One of the Jewish speakers, curiously enough, teaches a course on Catholic sacraments at the University of Tel Aviv. He told me that once a person makes a leap of faith, the Catholic sacramental system is completely reasonable, logical, integrated and cohesive. It was a good reminder of the profound blessing which our faith can bring to the lives of people who understand its inner power.

That in turn led me to think about all the confirmation letters which we bishops here in southeastern Wisconsin receive this time of the year, and how often the young people admit that they haven’t been very faithful to regular Sunday participation in the Eucharist. Usually the confirmation programs rekindle a spark of new interest and understanding; the retreat experiences often produce a resolution to change the pattern.   Sometimes the young people become the ones who get their parents up for Mass on Sunday morning!

Weekly participation in the Sunday Eucharist is far more than a mere duty to be gotten through like a dentist appointment or a cold shower. It is far more than a boring interlude in an otherwise interesting life. Included in every Eucharist is a crash course in all the fundamentals of Christian spirituality. Everything is there! For that reason we need to come back, week after week, to recapture the full reality of our life in Christ.

It is curious that we speak of physicians and dentists and lawyers who “practice” their profession, presumably obtaining more experience and knowledge. They get better and better at it because of the practice. On the contrary, we don’t speak of teachers who “practice” except for a brief period of time within their preparation. Anyone who has been in a classroom, however, knows that some teachers become exceptionally good at it; others do not.

Catholic Christianity is something that requires life-long effort. We even seem proud of the claim to be “practicing Catholics.” Weekly Eucharist is precisely what enables us to hold that title. Because we haven’t quite got it right yet, or because new situations require careful navigation, we keep practicing. Just as saints and scholars tell us that the Lord’s Prayer is the perfect prayer, containing absolutely everything needed for good prayer, so also we learn that the Eucharist, when celebrated fully and actively, is the key to spiritual health, emotional stability and the truly “good life!” So what are the ingredients? What’s all there?

The Eucharist begins with the sign of the cross, a recognition of the grace of baptism which unites us to Christ and each other in a wonderful new way, and gives us a share in the very life of God! We are never alone, isolated or marginal.

The very next moment is the flash of acknowledgement that we are sinful, not evil, but sinful and, once we recognize that reality (each in our own individual way) we are swept into the embrace of a merciful and forgiving God.

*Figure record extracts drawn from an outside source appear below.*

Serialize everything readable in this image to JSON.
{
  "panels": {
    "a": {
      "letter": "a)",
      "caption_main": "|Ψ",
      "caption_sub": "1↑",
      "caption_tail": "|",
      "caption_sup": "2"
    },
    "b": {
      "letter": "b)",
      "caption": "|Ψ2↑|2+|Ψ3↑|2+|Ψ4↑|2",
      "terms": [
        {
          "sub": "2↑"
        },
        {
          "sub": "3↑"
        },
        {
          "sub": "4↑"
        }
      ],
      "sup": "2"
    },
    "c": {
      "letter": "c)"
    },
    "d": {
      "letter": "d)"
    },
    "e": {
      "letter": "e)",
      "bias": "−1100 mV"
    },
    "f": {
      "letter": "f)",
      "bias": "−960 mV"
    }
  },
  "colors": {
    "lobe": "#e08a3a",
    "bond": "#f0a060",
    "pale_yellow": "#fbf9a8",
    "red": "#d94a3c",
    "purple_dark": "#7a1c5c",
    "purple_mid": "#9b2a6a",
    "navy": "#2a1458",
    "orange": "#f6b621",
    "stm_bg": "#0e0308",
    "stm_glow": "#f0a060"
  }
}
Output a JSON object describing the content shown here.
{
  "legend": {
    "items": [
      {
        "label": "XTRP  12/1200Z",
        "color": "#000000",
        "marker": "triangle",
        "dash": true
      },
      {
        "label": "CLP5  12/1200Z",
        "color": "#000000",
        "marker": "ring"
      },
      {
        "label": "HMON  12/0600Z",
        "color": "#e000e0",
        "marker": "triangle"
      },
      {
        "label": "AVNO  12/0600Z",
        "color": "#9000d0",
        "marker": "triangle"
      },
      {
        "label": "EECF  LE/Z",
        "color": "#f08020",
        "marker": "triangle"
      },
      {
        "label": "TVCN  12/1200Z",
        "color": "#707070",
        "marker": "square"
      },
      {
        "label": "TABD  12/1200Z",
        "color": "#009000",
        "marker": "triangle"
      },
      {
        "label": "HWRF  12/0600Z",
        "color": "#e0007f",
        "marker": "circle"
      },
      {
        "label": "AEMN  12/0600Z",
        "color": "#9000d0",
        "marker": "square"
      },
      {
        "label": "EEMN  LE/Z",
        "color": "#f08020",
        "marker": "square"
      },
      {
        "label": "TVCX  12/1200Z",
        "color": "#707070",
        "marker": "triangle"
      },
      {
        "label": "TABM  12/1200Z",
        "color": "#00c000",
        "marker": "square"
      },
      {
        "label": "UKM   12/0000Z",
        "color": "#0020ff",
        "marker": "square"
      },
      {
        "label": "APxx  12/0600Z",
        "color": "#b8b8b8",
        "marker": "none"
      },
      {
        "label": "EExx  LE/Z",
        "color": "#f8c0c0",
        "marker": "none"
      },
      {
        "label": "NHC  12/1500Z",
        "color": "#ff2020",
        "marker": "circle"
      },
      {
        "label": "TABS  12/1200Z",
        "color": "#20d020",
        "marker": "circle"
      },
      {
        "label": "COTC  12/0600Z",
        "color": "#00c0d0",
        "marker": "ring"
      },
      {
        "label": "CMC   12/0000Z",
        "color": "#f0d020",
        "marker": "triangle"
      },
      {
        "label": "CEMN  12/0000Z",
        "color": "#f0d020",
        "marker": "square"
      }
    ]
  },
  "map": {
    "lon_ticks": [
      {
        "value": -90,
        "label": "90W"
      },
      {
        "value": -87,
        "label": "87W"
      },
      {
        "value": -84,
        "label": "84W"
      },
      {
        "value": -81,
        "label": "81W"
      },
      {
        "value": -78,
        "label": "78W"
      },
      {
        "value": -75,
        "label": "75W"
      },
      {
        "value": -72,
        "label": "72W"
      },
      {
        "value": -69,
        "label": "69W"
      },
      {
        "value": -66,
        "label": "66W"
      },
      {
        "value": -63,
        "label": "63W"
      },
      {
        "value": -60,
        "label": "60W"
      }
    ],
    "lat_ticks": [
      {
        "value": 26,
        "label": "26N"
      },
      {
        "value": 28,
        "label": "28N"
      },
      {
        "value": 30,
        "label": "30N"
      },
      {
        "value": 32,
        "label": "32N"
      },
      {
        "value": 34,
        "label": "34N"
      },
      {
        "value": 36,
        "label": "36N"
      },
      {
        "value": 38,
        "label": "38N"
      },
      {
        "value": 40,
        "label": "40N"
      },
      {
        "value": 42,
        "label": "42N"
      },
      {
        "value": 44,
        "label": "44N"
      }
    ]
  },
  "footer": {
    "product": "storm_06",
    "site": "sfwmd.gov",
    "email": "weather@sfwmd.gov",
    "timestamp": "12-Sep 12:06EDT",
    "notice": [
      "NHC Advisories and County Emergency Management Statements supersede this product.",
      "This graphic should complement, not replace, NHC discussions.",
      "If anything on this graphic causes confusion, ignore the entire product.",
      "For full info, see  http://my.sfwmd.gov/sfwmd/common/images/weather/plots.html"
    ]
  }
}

We pray for the grace to hear God’s Word, addressed to us at this precise moment of our lives as if we never heard it before! The passages from Scripture witness to truth which remains too important to forget. Someone thoughtfully unpacks it for us so that we can’t miss the point of it all.

We are reminded that absolutely everything is a gift, and we select a few of those gifts, bread of nourishment and wine of gladness, to offer back to the Source of all goodness, who takes our meager offerings and actually becomes them.

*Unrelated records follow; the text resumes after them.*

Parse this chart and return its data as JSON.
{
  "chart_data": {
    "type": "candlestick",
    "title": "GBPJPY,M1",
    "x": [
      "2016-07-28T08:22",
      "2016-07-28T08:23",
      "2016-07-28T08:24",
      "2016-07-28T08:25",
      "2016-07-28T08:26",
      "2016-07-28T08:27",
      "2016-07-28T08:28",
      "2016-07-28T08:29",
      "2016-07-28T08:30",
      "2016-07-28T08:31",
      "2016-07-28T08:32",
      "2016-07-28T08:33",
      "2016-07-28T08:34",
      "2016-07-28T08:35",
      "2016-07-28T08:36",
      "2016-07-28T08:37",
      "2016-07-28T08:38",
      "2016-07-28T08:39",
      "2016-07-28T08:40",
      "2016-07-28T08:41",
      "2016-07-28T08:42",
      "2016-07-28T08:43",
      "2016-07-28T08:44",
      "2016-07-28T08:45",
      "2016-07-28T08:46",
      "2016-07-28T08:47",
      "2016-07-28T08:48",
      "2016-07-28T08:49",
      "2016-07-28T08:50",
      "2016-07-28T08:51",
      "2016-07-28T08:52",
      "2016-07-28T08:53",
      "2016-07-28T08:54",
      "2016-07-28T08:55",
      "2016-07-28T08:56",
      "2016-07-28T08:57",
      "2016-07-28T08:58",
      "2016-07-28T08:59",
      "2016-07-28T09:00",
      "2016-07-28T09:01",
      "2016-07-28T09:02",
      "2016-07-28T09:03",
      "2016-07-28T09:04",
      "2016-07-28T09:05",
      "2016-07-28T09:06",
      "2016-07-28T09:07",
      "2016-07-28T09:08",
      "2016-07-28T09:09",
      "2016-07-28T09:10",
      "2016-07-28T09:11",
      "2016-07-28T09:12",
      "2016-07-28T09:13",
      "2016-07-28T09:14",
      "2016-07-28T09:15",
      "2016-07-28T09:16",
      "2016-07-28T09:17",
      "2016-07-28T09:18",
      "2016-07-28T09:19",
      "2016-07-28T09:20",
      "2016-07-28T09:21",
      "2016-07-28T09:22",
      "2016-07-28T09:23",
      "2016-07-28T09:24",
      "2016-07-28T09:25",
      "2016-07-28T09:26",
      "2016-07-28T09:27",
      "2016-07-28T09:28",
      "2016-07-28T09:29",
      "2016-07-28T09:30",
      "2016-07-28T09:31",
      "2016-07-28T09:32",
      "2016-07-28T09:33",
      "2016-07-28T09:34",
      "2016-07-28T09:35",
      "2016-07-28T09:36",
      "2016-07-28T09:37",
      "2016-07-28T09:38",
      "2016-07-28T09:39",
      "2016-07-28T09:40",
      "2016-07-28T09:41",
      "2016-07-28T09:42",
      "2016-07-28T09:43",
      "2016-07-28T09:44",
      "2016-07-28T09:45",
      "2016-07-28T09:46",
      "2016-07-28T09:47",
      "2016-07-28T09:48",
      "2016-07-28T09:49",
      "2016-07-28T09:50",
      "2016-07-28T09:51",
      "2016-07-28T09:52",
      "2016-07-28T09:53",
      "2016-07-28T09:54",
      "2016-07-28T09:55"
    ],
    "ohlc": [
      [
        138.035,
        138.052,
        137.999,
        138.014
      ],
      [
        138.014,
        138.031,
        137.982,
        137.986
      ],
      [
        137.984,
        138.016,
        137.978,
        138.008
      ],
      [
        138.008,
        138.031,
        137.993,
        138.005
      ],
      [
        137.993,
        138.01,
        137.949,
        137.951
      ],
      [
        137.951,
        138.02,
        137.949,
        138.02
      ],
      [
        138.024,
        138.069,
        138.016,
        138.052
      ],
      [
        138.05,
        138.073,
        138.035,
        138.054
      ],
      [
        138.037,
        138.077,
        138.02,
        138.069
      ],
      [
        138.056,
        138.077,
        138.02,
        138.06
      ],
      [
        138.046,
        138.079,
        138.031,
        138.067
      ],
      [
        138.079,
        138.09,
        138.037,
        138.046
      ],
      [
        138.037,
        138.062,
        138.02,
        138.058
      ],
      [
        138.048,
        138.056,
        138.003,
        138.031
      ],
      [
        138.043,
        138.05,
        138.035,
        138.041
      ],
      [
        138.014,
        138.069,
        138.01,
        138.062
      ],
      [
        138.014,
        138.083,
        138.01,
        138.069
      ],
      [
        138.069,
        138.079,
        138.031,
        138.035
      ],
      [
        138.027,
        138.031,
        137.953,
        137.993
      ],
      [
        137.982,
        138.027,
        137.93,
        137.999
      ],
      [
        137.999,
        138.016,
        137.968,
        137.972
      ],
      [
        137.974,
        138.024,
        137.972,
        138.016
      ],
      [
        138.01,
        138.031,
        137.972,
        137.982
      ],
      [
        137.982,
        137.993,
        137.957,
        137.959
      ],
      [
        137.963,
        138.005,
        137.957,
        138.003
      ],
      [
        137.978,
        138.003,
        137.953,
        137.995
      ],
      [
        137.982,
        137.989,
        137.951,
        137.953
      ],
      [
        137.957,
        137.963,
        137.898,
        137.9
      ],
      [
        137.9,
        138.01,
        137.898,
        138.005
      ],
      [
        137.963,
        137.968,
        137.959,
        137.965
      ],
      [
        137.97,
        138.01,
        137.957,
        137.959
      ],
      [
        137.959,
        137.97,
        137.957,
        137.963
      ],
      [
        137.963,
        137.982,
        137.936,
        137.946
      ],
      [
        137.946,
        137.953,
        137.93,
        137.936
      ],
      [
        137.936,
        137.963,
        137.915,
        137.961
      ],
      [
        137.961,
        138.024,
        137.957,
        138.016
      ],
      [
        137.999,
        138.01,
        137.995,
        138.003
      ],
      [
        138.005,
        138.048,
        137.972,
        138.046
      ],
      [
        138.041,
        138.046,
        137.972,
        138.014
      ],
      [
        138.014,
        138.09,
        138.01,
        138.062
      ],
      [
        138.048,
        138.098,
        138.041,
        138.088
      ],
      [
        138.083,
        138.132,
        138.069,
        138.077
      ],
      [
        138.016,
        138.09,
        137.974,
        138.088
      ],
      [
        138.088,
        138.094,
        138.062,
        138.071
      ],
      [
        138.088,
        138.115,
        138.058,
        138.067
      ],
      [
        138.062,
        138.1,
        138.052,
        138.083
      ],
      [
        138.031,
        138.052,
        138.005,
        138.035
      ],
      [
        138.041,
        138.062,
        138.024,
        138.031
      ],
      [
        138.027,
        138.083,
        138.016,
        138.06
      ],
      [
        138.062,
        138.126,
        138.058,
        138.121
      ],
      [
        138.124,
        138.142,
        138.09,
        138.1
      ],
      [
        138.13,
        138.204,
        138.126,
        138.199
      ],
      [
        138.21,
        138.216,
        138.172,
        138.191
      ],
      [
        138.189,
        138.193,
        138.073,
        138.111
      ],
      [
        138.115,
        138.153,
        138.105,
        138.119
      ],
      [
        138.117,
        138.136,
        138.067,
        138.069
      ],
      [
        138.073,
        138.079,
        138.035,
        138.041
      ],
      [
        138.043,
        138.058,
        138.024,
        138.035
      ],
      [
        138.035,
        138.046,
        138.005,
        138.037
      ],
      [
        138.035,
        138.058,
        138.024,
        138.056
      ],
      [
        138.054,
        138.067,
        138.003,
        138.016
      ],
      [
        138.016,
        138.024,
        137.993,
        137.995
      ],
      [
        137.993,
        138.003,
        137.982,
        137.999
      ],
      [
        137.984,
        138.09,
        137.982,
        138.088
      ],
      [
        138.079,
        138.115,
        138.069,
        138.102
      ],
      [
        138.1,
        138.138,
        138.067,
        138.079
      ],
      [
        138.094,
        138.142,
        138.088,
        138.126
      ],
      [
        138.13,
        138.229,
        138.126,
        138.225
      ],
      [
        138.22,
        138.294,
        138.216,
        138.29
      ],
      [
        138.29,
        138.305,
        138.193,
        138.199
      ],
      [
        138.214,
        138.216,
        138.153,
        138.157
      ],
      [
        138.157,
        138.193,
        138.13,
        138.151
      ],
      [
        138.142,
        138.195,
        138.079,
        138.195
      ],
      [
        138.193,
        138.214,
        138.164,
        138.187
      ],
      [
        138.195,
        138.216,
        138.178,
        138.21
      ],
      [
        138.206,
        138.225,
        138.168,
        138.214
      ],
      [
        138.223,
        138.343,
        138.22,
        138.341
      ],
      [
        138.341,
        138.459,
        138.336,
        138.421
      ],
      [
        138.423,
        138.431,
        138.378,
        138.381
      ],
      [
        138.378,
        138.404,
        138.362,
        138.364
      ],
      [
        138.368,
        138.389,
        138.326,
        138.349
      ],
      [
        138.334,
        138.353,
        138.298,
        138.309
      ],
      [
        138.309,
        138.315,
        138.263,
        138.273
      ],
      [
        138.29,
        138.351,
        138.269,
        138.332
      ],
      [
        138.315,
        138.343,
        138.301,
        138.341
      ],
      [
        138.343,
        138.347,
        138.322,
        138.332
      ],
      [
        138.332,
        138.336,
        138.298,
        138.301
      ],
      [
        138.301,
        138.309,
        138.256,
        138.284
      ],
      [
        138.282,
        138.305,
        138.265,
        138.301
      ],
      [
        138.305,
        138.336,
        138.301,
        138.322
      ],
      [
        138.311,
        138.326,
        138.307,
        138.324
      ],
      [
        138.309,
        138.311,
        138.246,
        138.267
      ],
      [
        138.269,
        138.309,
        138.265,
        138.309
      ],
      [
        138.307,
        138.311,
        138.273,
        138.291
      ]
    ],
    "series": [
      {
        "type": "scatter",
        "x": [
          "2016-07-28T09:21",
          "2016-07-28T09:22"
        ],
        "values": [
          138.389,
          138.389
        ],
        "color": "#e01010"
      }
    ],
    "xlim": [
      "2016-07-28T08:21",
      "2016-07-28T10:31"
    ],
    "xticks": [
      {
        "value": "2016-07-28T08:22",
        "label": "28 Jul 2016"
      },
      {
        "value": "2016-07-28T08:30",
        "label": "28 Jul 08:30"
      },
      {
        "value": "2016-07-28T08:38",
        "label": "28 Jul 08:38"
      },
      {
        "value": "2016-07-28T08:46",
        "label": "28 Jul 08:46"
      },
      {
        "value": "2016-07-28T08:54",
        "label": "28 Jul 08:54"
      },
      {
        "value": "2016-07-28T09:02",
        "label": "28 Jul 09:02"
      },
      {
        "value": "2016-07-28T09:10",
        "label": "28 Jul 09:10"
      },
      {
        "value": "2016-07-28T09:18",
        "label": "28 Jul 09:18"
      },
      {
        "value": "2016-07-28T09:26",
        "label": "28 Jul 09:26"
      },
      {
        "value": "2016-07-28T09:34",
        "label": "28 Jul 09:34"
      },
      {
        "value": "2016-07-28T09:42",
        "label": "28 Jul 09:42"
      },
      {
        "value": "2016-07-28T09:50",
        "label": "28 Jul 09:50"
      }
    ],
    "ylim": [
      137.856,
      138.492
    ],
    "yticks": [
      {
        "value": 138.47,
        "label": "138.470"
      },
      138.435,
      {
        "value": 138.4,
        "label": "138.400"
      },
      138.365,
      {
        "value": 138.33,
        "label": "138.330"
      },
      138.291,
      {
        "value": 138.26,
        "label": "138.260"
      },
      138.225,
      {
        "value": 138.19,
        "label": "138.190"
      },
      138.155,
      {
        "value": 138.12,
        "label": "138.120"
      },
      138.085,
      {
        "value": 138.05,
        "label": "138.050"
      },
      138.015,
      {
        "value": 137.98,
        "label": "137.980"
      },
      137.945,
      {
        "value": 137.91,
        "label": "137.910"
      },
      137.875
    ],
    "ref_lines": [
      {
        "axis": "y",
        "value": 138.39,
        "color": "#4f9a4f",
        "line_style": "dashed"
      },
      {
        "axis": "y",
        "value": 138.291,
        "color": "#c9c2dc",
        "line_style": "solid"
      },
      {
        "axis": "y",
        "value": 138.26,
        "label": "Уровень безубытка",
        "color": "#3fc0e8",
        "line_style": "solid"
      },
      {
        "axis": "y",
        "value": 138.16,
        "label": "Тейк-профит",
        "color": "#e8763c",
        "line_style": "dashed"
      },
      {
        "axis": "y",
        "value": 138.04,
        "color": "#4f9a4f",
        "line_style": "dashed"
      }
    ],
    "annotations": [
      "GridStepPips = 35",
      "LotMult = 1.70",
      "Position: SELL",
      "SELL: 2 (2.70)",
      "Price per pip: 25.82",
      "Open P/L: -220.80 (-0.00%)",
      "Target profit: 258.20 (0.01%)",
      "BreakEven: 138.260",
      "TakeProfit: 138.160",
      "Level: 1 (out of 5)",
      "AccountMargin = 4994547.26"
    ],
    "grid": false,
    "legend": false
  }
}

At that moment we enter into the Paschal mystery of Christ’s death and resurrection! He took his entire life in his hands, said “thanks,” blessed it and gave it away! We are invited to do the same, each within the context of our own vocations. Having entered into the prayer of Christ, we become Christ. The external sacramental sign says it all.

After Communion we are sent back to our daily lives to make them different. In fact the entire purpose of the church is to praise God by transforming the world, and to do so by being ourselves transformed by the Lord’s death and resurrection. It is as simple as that.

Each week we arrive with new questions, different bruises, fresh dreams, and once again, bound together as young and mature, we enter into the crash course of Catholic Christianity. If we have caught the fire, tasted the love, been confronted by the truth, we have come alive in a new way.

We can leave newly determined to live lives of integrity, compassion, generosity, forgiveness, humility and even hope. God does it all, but God won’t do it without our cooperation and “help.” Ultimately, every sacrament is for the whole church and for the entire world.

That, my friends, is a truly “practicing Catholic.” That is why the one Eucharist, offered once and for all, is extended and “stretched,” so to speak, in order to become present at every Eucharist throughout the world, and amid every community of disciples everywhere and in all times. We keep practicing and learning. Nothing else really matters.